Nov 7, 2013 One month since Rosie passed away

Rosie April 2103 - Cliffs over the beach

If you are counting weeks, it’s week four, if you are counting months, Sunday the 10th will be one month. If you count minutes like I do, it’s close to 40,320 minutes. It’s my version of hell…

Wednesday night, I ran a particular errand for the first time since Rosie passed. I took the wrong freeway exit and got lost. I was so frazzled, I realized I hadn’t eaten anything other than peanut butter cups from Trader Joe’s in two days so I stopped at Veggie Grill to get a salad. No Rosie in my purse, no Rosie to run home to, I ate at a table alone. There was a woman at the table next to me with her toddler daughter. The woman was chattering away and her little girl was listening intently, very much unlike children that age usually do. And, I felt weak and sick because that was an image of me and Rosie…I chattered away to her and she always listened. She stared in my face as if she understood all my ramblings about ditzy friends, plans for the next day…she really seemed to care, just like that toddler. If I chatter to my other dogs, they give me a look to say “is this conversation going to conclude with some kind of treat…if not, I’ll go back to my nap…” I miss talking to her. I miss her looking at me the way she looks at me in this photo. I have tons of friends and I have never felt so alone.

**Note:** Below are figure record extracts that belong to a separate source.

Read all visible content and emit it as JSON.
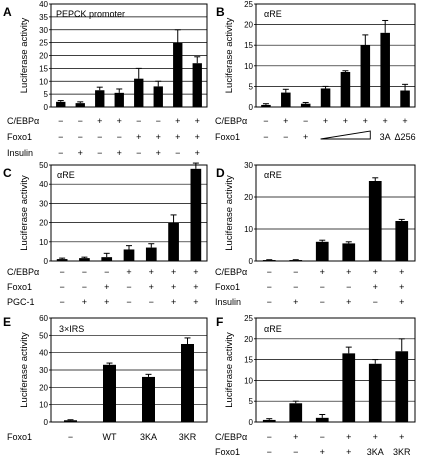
{
  "figure": {
    "panels": [
      {
        "id": "A",
        "title": "PEPCK promoter",
        "ylabel": "Luciferase activity",
        "ylim": [
          0,
          40
        ],
        "ticks": [
          "0",
          "5",
          "10",
          "15",
          "20",
          "25",
          "30",
          "35",
          "40"
        ],
        "tick_values": [
          0,
          5,
          10,
          15,
          20,
          25,
          30,
          35,
          40
        ],
        "values": [
          2,
          1.5,
          6.5,
          5.5,
          11,
          8,
          25,
          17
        ],
        "errors": [
          0.5,
          0.5,
          1.2,
          1.5,
          4,
          2,
          5,
          2.5
        ],
        "rows": [
          {
            "label": "C/EBPα",
            "cells": [
              "−",
              "−",
              "+",
              "+",
              "−",
              "−",
              "+",
              "+"
            ]
          },
          {
            "label": "Foxo1",
            "cells": [
              "−",
              "−",
              "−",
              "−",
              "+",
              "+",
              "+",
              "+"
            ]
          },
          {
            "label": "Insulin",
            "cells": [
              "−",
              "+",
              "−",
              "+",
              "−",
              "+",
              "−",
              "+"
            ]
          }
        ]
      },
      {
        "id": "B",
        "title": "αRE",
        "ylabel": "Luciferase activity",
        "ylim": [
          0,
          25
        ],
        "ticks": [
          "0",
          "5",
          "10",
          "15",
          "20",
          "25"
        ],
        "tick_values": [
          0,
          5,
          10,
          15,
          20,
          25
        ],
        "values": [
          0.5,
          3.5,
          0.8,
          4.5,
          8.5,
          15,
          18,
          4
        ],
        "errors": [
          0.3,
          0.8,
          0.3,
          0.5,
          0.3,
          2.5,
          3,
          1.5
        ],
        "rows": [
          {
            "label": "C/EBPα",
            "cells": [
              "−",
              "+",
              "−",
              "+",
              "+",
              "+",
              "+",
              "+"
            ]
          },
          {
            "label": "Foxo1",
            "cells": [
              "−",
              "−",
              "+",
              "",
              "",
              "",
              "3A",
              "Δ256"
            ]
          }
        ]
      },
      {
        "id": "C",
        "title": "αRE",
        "ylabel": "Luciferase activity",
        "ylim": [
          0,
          50
        ],
        "ticks": [
          "0",
          "10",
          "20",
          "30",
          "40",
          "50"
        ],
        "tick_values": [
          0,
          10,
          20,
          30,
          40,
          50
        ],
        "values": [
          1,
          1.5,
          2,
          6,
          7,
          20,
          48
        ],
        "errors": [
          0.5,
          0.5,
          2,
          2,
          2,
          4,
          3
        ],
        "rows": [
          {
            "label": "C/EBPα",
            "cells": [
              "−",
              "−",
              "−",
              "+",
              "+",
              "+",
              "+"
            ]
          },
          {
            "label": "Foxo1",
            "cells": [
              "−",
              "−",
              "+",
              "−",
              "+",
              "+",
              "+"
            ]
          },
          {
            "label": "PGC-1",
            "cells": [
              "−",
              "+",
              "+",
              "−",
              "−",
              "+",
              "+"
            ]
          }
        ]
      },
      {
        "id": "D",
        "title": "αRE",
        "ylabel": "Luciferase activity",
        "ylim": [
          0,
          30
        ],
        "ticks": [
          "0",
          "10",
          "20",
          "30"
        ],
        "tick_values": [
          0,
          10,
          20,
          30
        ],
        "values": [
          0.3,
          0.3,
          6,
          5.5,
          25,
          12.5
        ],
        "errors": [
          0.1,
          0.1,
          0.5,
          0.5,
          1,
          0.5
        ],
        "rows": [
          {
            "label": "C/EBPα",
            "cells": [
              "−",
              "−",
              "+",
              "+",
              "+",
              "+"
            ]
          },
          {
            "label": "Foxo1",
            "cells": [
              "−",
              "−",
              "−",
              "−",
              "+",
              "+"
            ]
          },
          {
            "label": "Insulin",
            "cells": [
              "−",
              "+",
              "−",
              "+",
              "−",
              "+"
            ]
          }
        ]
      },
      {
        "id": "E",
        "title": "3×IRS",
        "ylabel": "Luciferase activity",
        "ylim": [
          0,
          60
        ],
        "ticks": [
          "0",
          "10",
          "20",
          "30",
          "40",
          "50",
          "60"
        ],
        "tick_values": [
          0,
          10,
          20,
          30,
          40,
          50,
          60
        ],
        "values": [
          1,
          33,
          26,
          45
        ],
        "errors": [
          0.3,
          1,
          1.5,
          3.5
        ],
        "rows": [
          {
            "label": "Foxo1",
            "cells": [
              "−",
              "WT",
              "3KA",
              "3KR"
            ]
          }
        ]
      },
      {
        "id": "F",
        "title": "αRE",
        "ylabel": "Luciferase activity",
        "ylim": [
          0,
          25
        ],
        "ticks": [
          "0",
          "5",
          "10",
          "15",
          "20",
          "25"
        ],
        "tick_values": [
          0,
          5,
          10,
          15,
          20,
          25
        ],
        "values": [
          0.5,
          4.5,
          1,
          16.5,
          14,
          17
        ],
        "errors": [
          0.3,
          0.5,
          0.8,
          1.5,
          1,
          3
        ],
        "rows": [
          {
            "label": "C/EBPα",
            "cells": [
              "−",
              "+",
              "−",
              "+",
              "+",
              "+"
            ]
          },
          {
            "label": "Foxo1",
            "cells": [
              "−",
              "−",
              "+",
              "+",
              "3KA",
              "3KR"
            ]
          }
        ]
      }
    ]
  },
  "chart_data": [
    {
      "type": "bar",
      "title": "PEPCK promoter",
      "ylabel": "Luciferase activity",
      "ylim": [
        0,
        40
      ],
      "categories": [
        "1",
        "2",
        "3",
        "4",
        "5",
        "6",
        "7",
        "8"
      ],
      "values": [
        2,
        1.5,
        6.5,
        5.5,
        11,
        8,
        25,
        17
      ],
      "errors": [
        0.5,
        0.5,
        1.2,
        1.5,
        4,
        2,
        5,
        2.5
      ],
      "grid": true
    },
    {
      "type": "bar",
      "title": "αRE",
      "ylabel": "Luciferase activity",
      "ylim": [
        0,
        25
      ],
      "categories": [
        "1",
        "2",
        "3",
        "4",
        "5",
        "6",
        "7",
        "8"
      ],
      "values": [
        0.5,
        3.5,
        0.8,
        4.5,
        8.5,
        15,
        18,
        4
      ],
      "errors": [
        0.3,
        0.8,
        0.3,
        0.5,
        0.3,
        2.5,
        3,
        1.5
      ],
      "grid": true
    },
    {
      "type": "bar",
      "title": "αRE",
      "ylabel": "Luciferase activity",
      "ylim": [
        0,
        50
      ],
      "categories": [
        "1",
        "2",
        "3",
        "4",
        "5",
        "6",
        "7"
      ],
      "values": [
        1,
        1.5,
        2,
        6,
        7,
        20,
        48
      ],
      "errors": [
        0.5,
        0.5,
        2,
        2,
        2,
        4,
        3
      ],
      "grid": true
    },
    {
      "type": "bar",
      "title": "αRE",
      "ylabel": "Luciferase activity",
      "ylim": [
        0,
        30
      ],
      "categories": [
        "1",
        "2",
        "3",
        "4",
        "5",
        "6"
      ],
      "values": [
        0.3,
        0.3,
        6,
        5.5,
        25,
        12.5
      ],
      "errors": [
        0.1,
        0.1,
        0.5,
        0.5,
        1,
        0.5
      ],
      "grid": true
    },
    {
      "type": "bar",
      "title": "3×IRS",
      "ylabel": "Luciferase activity",
      "ylim": [
        0,
        60
      ],
      "categories": [
        "−",
        "WT",
        "3KA",
        "3KR"
      ],
      "values": [
        1,
        33,
        26,
        45
      ],
      "errors": [
        0.3,
        1,
        1.5,
        3.5
      ],
      "grid": true
    },
    {
      "type": "bar",
      "title": "αRE",
      "ylabel": "Luciferase activity",
      "ylim": [
        0,
        25
      ],
      "categories": [
        "1",
        "2",
        "3",
        "4",
        "5",
        "6"
      ],
      "values": [
        0.5,
        4.5,
        1,
        16.5,
        14,
        17
      ],
      "errors": [
        0.3,
        0.5,
        0.8,
        1.5,
        1,
        3
      ],
      "grid": true
    }
  ]
}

It’s been really hard to open the closet to get dressed. Rosie’s little clothes – the beautiful dresses, hand knit sweaters, crocheted blankets, her toys had their own side in the closet. Over the last two weeks, I have been carefully sorting and packing things to give to some of the dogs rescued through and/or by Rosie’s friends here. Today, I wrapped her custom-made dresses and sweaters in tissue paper and placed them in a storage box along with the blankets embroidered with her name, her little sun hat, her sunglasses and her leg protectors. In the corner of the bedroom, I set up a table with the paintings and drawings of her, the cards and letters we’ve received, the lovely scrapbook Kim Hill made her, and her lovely collars. Her urn – draped in her little green sweater – is in her stroller along with her pawprint plaque, her favorite blanket, and some of her toys. There is a little vase of flowers (fresh lavender today) in there too.

Sunday, I am gathering with friends and family who knew Rosie along with some of Rosie’s relatives and doggy friends at a dog-friendly restaurant. It will be a small group of people who fully expect and will tolerate me being a soggy incoherent mess.

I am incredibly touched by the memorials planned for this weekend. I look forward to seeing the photos of people celebrating her life and focusing on the good we can do moving forward. In the next week or so, we will be establishing an Everything Rosie fund to raise money for special needs and senior dogs. We are in the process of setting up a 501c3 as well and I am going to do something about a book too. The dream I used to discuss with Rosie – a fund to help other dogs like her get into loving homes – has to happen, it’s the least I can do to keep her memory and spirit alive.

Thank you again for the lovely cards, letters, emails, and mementos and especially thank you for loving Rosie as I do and always will.